Slow computation / memory problems: Especially in high-dimensional spaces, sampling becomes a lot more computationally demanding. It is worth considering if the data can be projected to a lower-dimensional space. Alternatively, I’d consider using sampling-free methods (like sliced score matching).
Just learn the score function: This is a fun experience I have with score matching. I found that if you do not need the energy values, it can be easier to learn a function that directly outputs the scores (the gradient of the energy).
Hope you enjoyed this deep dive into the world of Energy-Based Models!
Remember Bryan Johnson’s tweet that kicked off this whole exploration? Now we have the tools necessary to understand what Extropic proposes. Extropic’s idea seems to be to create physical systems where $E_\theta(x)$ is directly encoded in hardware. Instead of simulating Langevin dynamics on a digital computer, they’re proposing to build circuits where this dynamics occurs naturally. I don’t know enough about hardware to know whether this is viable, but it would be extremely exciting if it works. Better sampling from complex probability distributions could revolutionize how we approach probabilistic AI algorithms, especially those involving EBMs.
For those looking to dive deeper into EBMs and related topics, here are some recommended resources:
Let’s start with the original score matching objective:
\[J(\theta) = \frac{1}{2} \mathbb{E}_{x \sim p} [\lVert \psi_\theta(x) - \psi(x) \rVert^2]\]Where $\psi_\theta(x) = -\nabla_x E_\theta(x)$ is the model’s score function and $\psi(x) = \nabla_x \log p(x)$ is the true data score function.

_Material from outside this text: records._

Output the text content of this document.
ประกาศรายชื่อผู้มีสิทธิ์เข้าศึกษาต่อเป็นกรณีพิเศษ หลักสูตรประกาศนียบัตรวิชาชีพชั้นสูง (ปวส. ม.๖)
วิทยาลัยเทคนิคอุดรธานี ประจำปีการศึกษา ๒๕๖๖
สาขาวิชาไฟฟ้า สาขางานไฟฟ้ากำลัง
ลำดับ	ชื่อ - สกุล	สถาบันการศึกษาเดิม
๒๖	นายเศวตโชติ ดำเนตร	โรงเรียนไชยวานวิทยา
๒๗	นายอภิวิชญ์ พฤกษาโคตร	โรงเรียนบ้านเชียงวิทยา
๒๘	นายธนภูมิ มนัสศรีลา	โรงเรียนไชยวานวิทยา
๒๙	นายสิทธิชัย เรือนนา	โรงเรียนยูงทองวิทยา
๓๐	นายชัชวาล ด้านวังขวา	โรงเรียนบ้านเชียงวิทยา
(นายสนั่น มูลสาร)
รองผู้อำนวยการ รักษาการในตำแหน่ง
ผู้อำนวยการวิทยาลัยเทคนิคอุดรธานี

We’ll prove that this is equivalent to:
\[J(\theta) = \mathbb{E}_{x \sim p} [\frac{1}{2} \lVert \psi_\theta(x) \rVert^2 + \text{tr}(\nabla_x \psi_\theta(x))] + \text{const}\]Step 1: Expand the squared norm in the original objective:
\[J(\theta) = \frac{1}{2} \mathbb{E}_{x \sim p} [\lVert \psi_\theta(x) \rVert^2 - 2\psi_\theta(x)^T\psi(x) + \lVert \psi(x) \rVert^2]\]Step 2: Focus on the middle term:
\[-\mathbb{E}_{x \sim p} [\psi_\theta(x)^T\psi(x)]\]Step 3: Definition of expectation
\[ -\int p(x) \psi_\theta(x)^T\psi(x) dx\]Step 4: Substitute $\psi(x) = \nabla_x \log p(x)$
\[-\int p(x) \psi_\theta(x)^T\nabla_x \log p(x) dx \]Step 5: Log derivative trick (just applying the chain rule to the log probability)
\[-\int \psi_\theta(x)^T\nabla_x p(x) dx\]Step 6: Integration by parts
Recall the general form of integration by parts:
\[\int u \frac{dv}{dx} dx = uv - \int v \frac{du}{dx} dx\]In our case:
\[\begin{align*}u &= \psi_\theta(x)^T \\\frac{dv}{dx} &= \nabla_x p(x)\end{align*}\]Now, we can apply integration by parts:
\[\begin{align} -\int \psi_\theta(x)^T\nabla_x p(x) dx &= -[\psi_\theta(x)^T p(x)]_{-\infty}^{\infty} + \int p(x) \nabla_x \psi_\theta(x)^T dx \\ &= \int p(x) \nabla_x \psi_\theta(x)^T dx \\ &= \mathbb{E}_{x \sim p} [\text{tr}(\nabla_x \psi_\theta(x))] \end{align}\]Note how $[\psi_\theta(x)^T p(x)]_{-\infty}^{\infty}$ vanished. This is a weak regularity assumption made in the original paper.
Step 7: Combining all the terms
\[J(\theta) = \mathbb{E}_{x \sim p} [\frac{1}{2} \lVert \psi_\theta(x) \rVert^2 + \text{tr}(\nabla_x \psi_\theta(x))] + \frac{1}{2}\mathbb{E}_{x \sim p} [\lVert \psi(x) \rVert^2]\]The last term doesn’t depend on $\theta$, so it’s constant with respect to the optimization. This completes the proof.